В двадцатые годы жила в Москве, печатала прозу и стихи, была участницей «Литературного центра конструктивистов», в который входили В. Луговской, И. Сельвинский, Э. Багрицкий, К. Зелинский, Е. Габрилович и др. Написанные в это время стихи многие помнят до сих пор. Скажем, «Ночь идет на мягких лапах,/Дышит как медведь./Мальчик создан, чтобы плакать,/Мама — чтобы петь…» или «Он юнга, его родина — Марсель,/Он обожает пьянку, шум и драки./Он курит трубку, пьет английский эль/И любит девушку из Нагасаки…». Инбер работала журналистом, ездила по стране и за рубеж, в качестве корреспондента жила в Париже, Брюсселе и Берлине. В 1920 году вышла замуж за А. Н. Фрумкина, будущего знаменитого академика.
В рассказах Веры Инбер, созданных в 20 — 30-х годах, завораживает живость и непосредственность, которую трудно найти в более поздних ее произведениях, когда она стала одним из столпов социалистического реализма. Именно такие, ранние ее рассказы и собраны в этой книге.
«Почти три года» — так назвала Вера Инбер свой блокадный дневник. Она осталась в Ленинграде и продолжала писать, выступала по радио, в госпиталях, выезжала на линию фронта. Третий ее муж, профессор медицины Илья Давыдович Страшун, работал в одной из клиник осажденного города. В блокадном Ленинграде умер ее внук. В 1946 году за поэму «Пулковский меридиан» Инбер получила Сталинскую премию.
Положение советского классика обязывало. Она — и не только она — поднимала руку, когда осуждали Б. Пастернака; публиковала статью против Л. Мартынова; писала стихи, прославляющие вождей и советский образ жизни.
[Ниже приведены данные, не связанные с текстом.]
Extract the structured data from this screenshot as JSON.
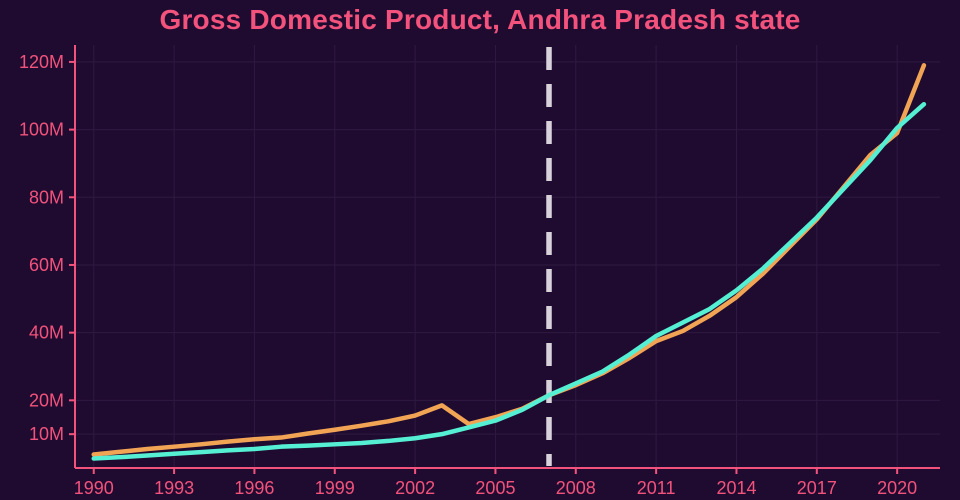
{
  "chart_data": {
    "type": "line",
    "title": "Gross Domestic Product, Andhra Pradesh state",
    "title_color": "#f2527c",
    "axis_color": "#f2527c",
    "grid_color": "#2e1a41",
    "background": "#200b30",
    "grid": true,
    "legend": "none",
    "xlim": [
      1989.3,
      2021.6
    ],
    "ylim": [
      0,
      125
    ],
    "x_ticks": [
      1990,
      1993,
      1996,
      1999,
      2002,
      2005,
      2008,
      2011,
      2014,
      2017,
      2020
    ],
    "y_ticks": [
      {
        "value": 10,
        "label": "10M"
      },
      {
        "value": 20,
        "label": "20M"
      },
      {
        "value": 40,
        "label": "40M"
      },
      {
        "value": 60,
        "label": "60M"
      },
      {
        "value": 80,
        "label": "80M"
      },
      {
        "value": 100,
        "label": "100M"
      },
      {
        "value": 120,
        "label": "120M"
      }
    ],
    "divider": {
      "x": 2007,
      "color": "#d8d2da",
      "style": "dashed"
    },
    "x": [
      1990,
      1991,
      1992,
      1993,
      1994,
      1995,
      1996,
      1997,
      1998,
      1999,
      2000,
      2001,
      2002,
      2003,
      2004,
      2005,
      2006,
      2007,
      2008,
      2009,
      2010,
      2011,
      2012,
      2013,
      2014,
      2015,
      2016,
      2017,
      2018,
      2019,
      2020,
      2021
    ],
    "series": [
      {
        "name": "series-orange",
        "color": "#f2a455",
        "values": [
          4.0,
          4.8,
          5.6,
          6.3,
          7.0,
          7.8,
          8.5,
          9.0,
          10.2,
          11.3,
          12.5,
          13.8,
          15.5,
          18.5,
          13.0,
          15.0,
          17.5,
          21.5,
          24.5,
          28.0,
          32.5,
          37.5,
          40.5,
          45.0,
          50.5,
          57.5,
          65.5,
          73.5,
          83.0,
          92.5,
          99.0,
          119.0
        ]
      },
      {
        "name": "series-teal",
        "color": "#55f0d3",
        "values": [
          2.8,
          3.2,
          3.7,
          4.2,
          4.7,
          5.2,
          5.6,
          6.3,
          6.6,
          7.0,
          7.4,
          8.0,
          8.8,
          10.0,
          12.0,
          14.0,
          17.2,
          21.5,
          25.0,
          28.5,
          33.5,
          39.0,
          43.0,
          47.0,
          52.5,
          59.0,
          66.5,
          74.0,
          82.5,
          91.0,
          100.5,
          107.5
        ]
      }
    ]
  }
}
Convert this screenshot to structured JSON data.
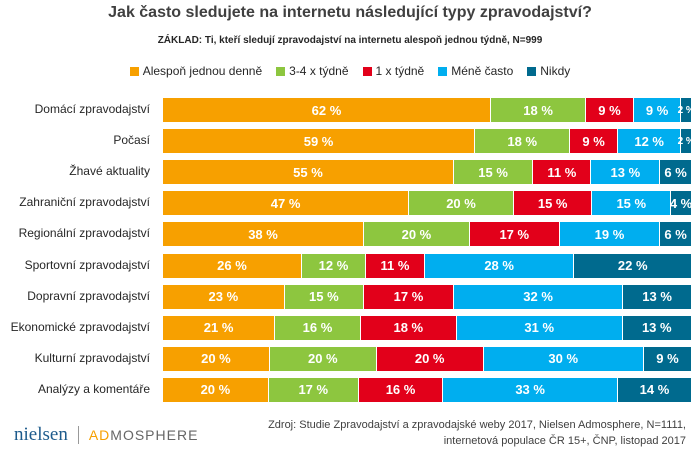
{
  "chart_data": {
    "type": "bar",
    "orientation": "horizontal-stacked-100",
    "title": "Jak často sledujete na internetu následující typy zpravodajství?",
    "subtitle": "ZÁKLAD: Ti, kteří sledují zpravodajství na internetu alespoň jednou týdně, N=999",
    "legend_position": "top",
    "categories": [
      "Domácí zpravodajství",
      "Počasí",
      "Žhavé aktuality",
      "Zahraniční zpravodajství",
      "Regionální zpravodajství",
      "Sportovní zpravodajství",
      "Dopravní zpravodajství",
      "Ekonomické zpravodajství",
      "Kulturní zpravodajství",
      "Analýzy a komentáře"
    ],
    "series": [
      {
        "name": "Alespoň jednou denně",
        "color": "#f7a000",
        "values": [
          62,
          59,
          55,
          47,
          38,
          26,
          23,
          21,
          20,
          20
        ]
      },
      {
        "name": "3-4 x týdně",
        "color": "#8dc63f",
        "values": [
          18,
          18,
          15,
          20,
          20,
          12,
          15,
          16,
          20,
          17
        ]
      },
      {
        "name": "1 x týdně",
        "color": "#e2001a",
        "values": [
          9,
          9,
          11,
          15,
          17,
          11,
          17,
          18,
          20,
          16
        ]
      },
      {
        "name": "Méně často",
        "color": "#00aeef",
        "values": [
          9,
          12,
          13,
          15,
          19,
          28,
          32,
          31,
          30,
          33
        ]
      },
      {
        "name": "Nikdy",
        "color": "#006a8e",
        "values": [
          2,
          2,
          6,
          4,
          6,
          22,
          13,
          13,
          9,
          14
        ]
      }
    ],
    "unit": "%"
  },
  "source": {
    "line1": "Zdroj: Studie Zpravodajství a zpravodajské weby 2017, Nielsen Admosphere, N=1111,",
    "line2": "internetová populace ČR 15+, ČNP, listopad 2017"
  },
  "logos": {
    "nielsen": "nielsen",
    "admosphere_a": "AD",
    "admosphere_b": "MOSPHERE"
  }
}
«В каком же ежедневном ужасе жила бедная Вера Инбер, если для Всевидящего Глаза она была кругом виновата! — писал Евгений Евтушенко, знавший ее в те годы. — Вдобавок к своему родству с Троцким она, как выяснилось, печаталась в израильских изданиях, переводила с идиша, на котором говорила с детства, и успела в 20-е годы опубликовать прозу, за которую позже вполне могла попасть в обойму безродных космополитов: „Очерки о еврейских погромах“, „Печень Хаима Егудовича“, „Чеснок в чемодане“. Она чувствовала своих родных заложниками родственной дружбы с Троцким. Вот почему у нее были испуганные глаза… Страх, конечно, не оправдывает ее, — добавляет Евтушенко. — Но нельзя с высокомерной обвинительностью относиться к тем, кто сломался, ведь мы не испытали всего того, что испытали они».
Для «Черной книги», подготовленной И. Эренбургом, В. Гроссманом и Антифашистским еврейским комитетом в 1944–1946 годах, Инбер написала очерк «Одесса».
Ее дочь умерла в 1962 году. Вера Инбер прожила еще десять лет: писала стихи, о которых сегодня никто не вспоминает, издавалась, входила в состав официальных делегаций, в редколлегию журнала «Знамя», в правление Союза писателей СССР…
Борис Слуцкий вспоминал о Вере Инбер: «Она спрашивает меня: „Слуцкий, что вы такой мрачный? У вас все в порядке? — И, выслушав ответ, убежденно говорит: — У меня все в порядке. У меня всегда все в порядке“. И действительно, у нее все в порядке — как почти всю жизнь. Как у дерева, у которого ветки отсохли раньше, чем корни».